Columbia Engineering for Humanity: Smart Cities for a Greener Tomorrow

An estimated 70 percent of the world's population will live in cities by 2050, creating unprecedented demand for clean air, water, energy, food, transportation, and housing. Connectivity is increasingly critical for meeting those needs and analyzing and managing services.

From its very beginning, Columbia Engineering has focused on developing technology and improving systems to help create a more connected world. In 1896, Herman Hollerith, an 1879 graduate, founded a business called the Tabulating Machine Company, which would merge with three other companies to one day become International Business Machines (IBM) Corporation. His business venture was based on a punch card system he had developed to count and sort data mechanically, an invention inspired by his work as a statistician on the 1880 U.S. Census and his belief that there could be a faster way to process data.

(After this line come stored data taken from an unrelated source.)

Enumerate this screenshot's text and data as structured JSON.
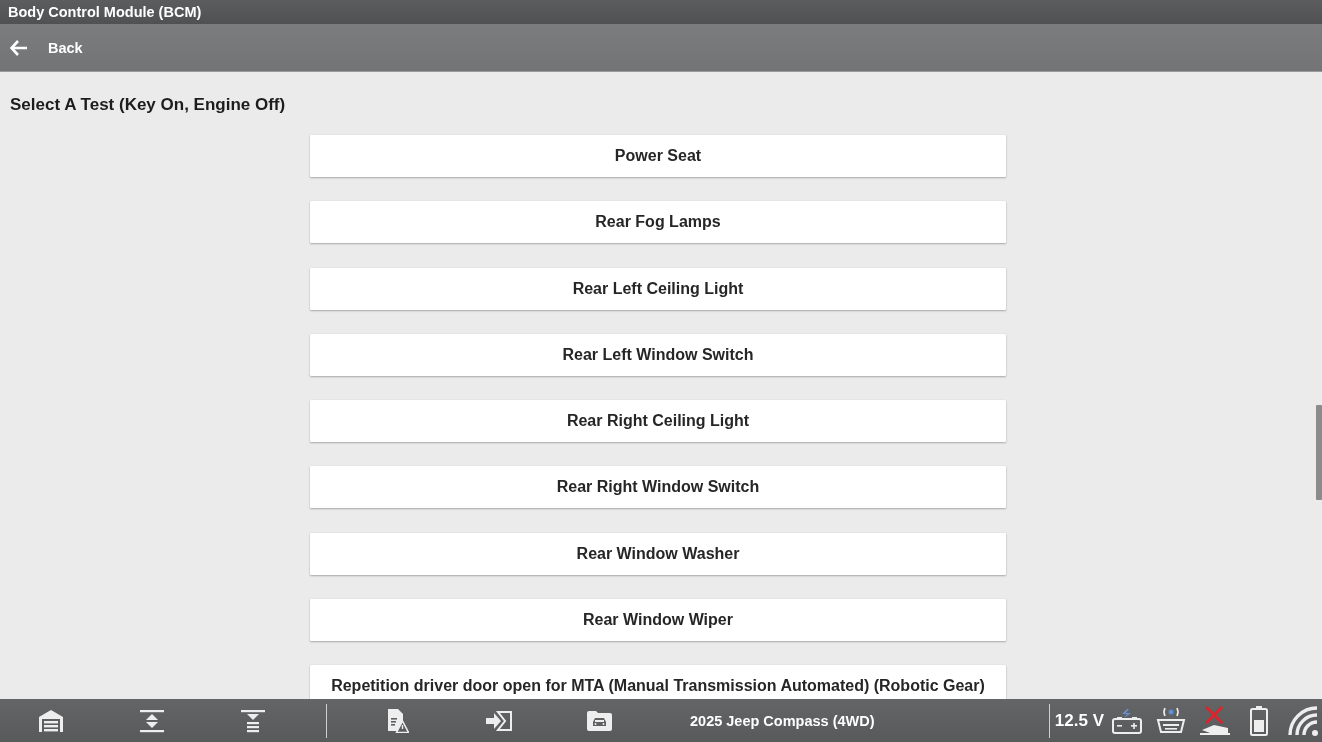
{
  "window": {
    "title": "Body Control Module (BCM)"
  },
  "nav": {
    "back_label": "Back"
  },
  "heading": "Select A Test (Key On, Engine Off)",
  "tests": [
    {
      "label": "Power Seat"
    },
    {
      "label": "Rear Fog Lamps"
    },
    {
      "label": "Rear Left Ceiling Light"
    },
    {
      "label": "Rear Left Window Switch"
    },
    {
      "label": "Rear Right Ceiling Light"
    },
    {
      "label": "Rear Right Window Switch"
    },
    {
      "label": "Rear Window Washer"
    },
    {
      "label": "Rear Window Wiper"
    },
    {
      "label": "Repetition driver door open for MTA (Manual Transmission Automated) (Robotic Gear)"
    }
  ],
  "status_bar": {
    "vehicle": "2025 Jeep Compass (4WD)",
    "voltage": "12.5 V"
  }
}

Today, data science is increasingly used to understand and explain connections between numbers and people. Assistant Professor Xiaofan (Fred) Jiang of Electrical Engineering and Computer Engineering specializes in the Internet of Things and has been designing sensors to monitor the urban environment-including buildings and infrastructure-to collect and analyze data. In Beijing, he developed a system of low-cost sensors that provided the first independent, real-time assessment of particulate pollution in the city. Along with his Columbia Engineering colleagues Patricia Culligan, the Robert A. W. and Christine S. Carleton Professor of Civil Engineering and associate director of the Data Science Institute, and Andrew Smyth, from Civil Engineering and Engineering Mechanics, Jiang is helping to create smarter, greener cities that will thrive for years to come.